# France for the New Year weekend 2018



## hotelhymer (Nov 20, 2017)

Hi all we are going to pop over to France for the New Year celebrations,  maybe heading for Honfleur Normandy.  

Any info would be wonderful... campsites / aires open in or around Honfleur, or has any happy campers stayed any where else that maybe good to stay over for this holiday period we don't want to drive to far we only have 4 days.

Many Thanks in advance....

Hymer hotel of Love


----------



## RoaminRog (Nov 20, 2017)

hotelhymer said:


> Hi all we are going to pop over to France for the New Year celebrations,  maybe heading for Honfleur Normandy.
> 
> Any info would be wonderful... campsites / aires open in or around Honfleur, or has any happy campers stayed any where else that maybe good to stay over for this holiday period we don't want to drive to far we only have 4 days.
> 
> ...



I can't help feeling that Honfleur is a bit ambitious if you only have four days.
That doesn't even allow you time for a NY hangover!

Whoops sorry!

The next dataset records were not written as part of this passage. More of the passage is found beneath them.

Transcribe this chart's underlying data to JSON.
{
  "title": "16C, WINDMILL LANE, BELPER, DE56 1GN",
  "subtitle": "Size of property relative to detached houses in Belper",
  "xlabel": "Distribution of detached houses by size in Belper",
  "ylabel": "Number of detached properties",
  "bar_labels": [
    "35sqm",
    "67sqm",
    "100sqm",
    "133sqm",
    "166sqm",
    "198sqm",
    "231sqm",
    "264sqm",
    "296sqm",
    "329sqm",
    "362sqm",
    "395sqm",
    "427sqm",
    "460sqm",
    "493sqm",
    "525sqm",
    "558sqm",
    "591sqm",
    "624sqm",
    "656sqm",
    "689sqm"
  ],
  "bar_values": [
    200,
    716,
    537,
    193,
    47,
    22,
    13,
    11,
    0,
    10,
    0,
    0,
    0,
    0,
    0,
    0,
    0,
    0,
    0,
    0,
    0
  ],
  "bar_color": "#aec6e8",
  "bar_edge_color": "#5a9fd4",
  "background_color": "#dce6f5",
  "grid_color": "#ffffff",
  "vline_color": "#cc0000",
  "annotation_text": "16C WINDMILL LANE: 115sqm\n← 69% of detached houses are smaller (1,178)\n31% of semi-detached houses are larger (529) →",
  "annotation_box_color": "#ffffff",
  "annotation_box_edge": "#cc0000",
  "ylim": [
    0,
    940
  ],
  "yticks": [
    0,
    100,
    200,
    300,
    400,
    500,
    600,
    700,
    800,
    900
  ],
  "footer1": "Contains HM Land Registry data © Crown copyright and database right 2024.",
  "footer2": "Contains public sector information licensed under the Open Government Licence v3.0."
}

I didnt realise there was an Honfleur in Normandy as well as Brittany. I stand corrected.


----------



## Keithchesterfield (Nov 20, 2017)

Health problems permitting, we shall be in Honfleur for the New Years Eve Meal and stay a day or two.

We did it a few years ago and stayed on the main Honfleur Aire.

I know people have different opinions about the Aire but at that time of year it's fairly quiet, hook up available, more room between each MH and plenty of restaurants for a NYE meal.

We had a very good meal at Café de Paris at a reasonable price, one Restaurant wanted €150 each for a NYE meal (admittedly with Penguin service), and we would probably go to the same place this time.

No where near as many crowds and Vin Chaud served at most bars to keep out the cold.

Plenty of decent walks and if you get good weather it's not a bad place to stop.

Hope this helps

:dog:  :dog:  :dog:  :dog:


----------



## pamjon (Nov 20, 2017)

*France.*

Last year we decided to try the same. We got to Soulliac on our way to Monpazier ( beautiful old bastide village). I spoke to a French Man at Souillac as in what is was like for New Year in Freance. He told us that most French people go to a restaurant all night with family or friends. Also said that fireworks were illegal in France. Unfortunately, 20miles from our destination we had to do a mad dash back to England. Stayed at the aire at Boulogne New Years eve, nothing happened at Boulogne at New Years eve only heard a couple of fire works in the distance.. The french man did say that because they all go to restaurants for the new year the price at the restaurants was really high. Hope this has not put you off let us know how you get on. We would not mind trying it again.
PJ


----------



## witzend (Nov 20, 2017)

Have been in France over new year and it's been quiet as is Christmas. Much better to be there on Bastille day


----------



## phillybarbour (Nov 21, 2017)

New year away in France sounds like a great trip.


----------



## Keithchesterfield (Nov 21, 2017)

_Much better to be there on Bastille day _

We arrived in France on Bastille Day a few years ago and parked up on a small village Aire around noon on a warm cloudless day.

There was a Band giving it's all with patriotic music, loads of Veterans with medals across their uniforms, a good size crowd and when the band ran out of puff then refreshments were on the menu.

Free food and drink were available to all, including us and half a dozen more Motorhome visitors, and then entertainment was provided.

Old fashioned games and sideshows for young and old with races (egg/spoon and sack) and water based games that kept going until early evening and the food and drink ran out.

The French seemed to enjoy every minute of it and when the celebrations were over everyone went home and almost complete silence fell over the village.

Not everybody's cup of tea I'll admit but we enjoyed the day, probably as much as the locals, and had never seen such a display of allegiance to their own Country as we saw that day and is sadly missing over here.

:dog:  :dog:  :dog:  :dog:


----------



## runnach (Nov 21, 2017)

I find myself agreeing having spent a couple of xmas and new years in France. It is a typically laid back affair more like a siesta. I don't remember that much commercially bothering to open it is a holiday no work allez I sleep today !

Bastille day very public celebration , In Limeuil they wired up the bridge commercial fireworks going off, The funny thing was they didn't close it people going about there business rockets whizzing past their windows,.. few tunes bit of wine drinking and everyone goes home, Definitely worth a trip on Bastille day

Channa


----------



## hotelhymer (Nov 22, 2017)

*France for the New year Weekend 2018*

That's settled then Honfleur it is........ Damp squid and all... Hopefully its covered in chili and garlic

Many thanks for all your positive reply's and advice.....


----------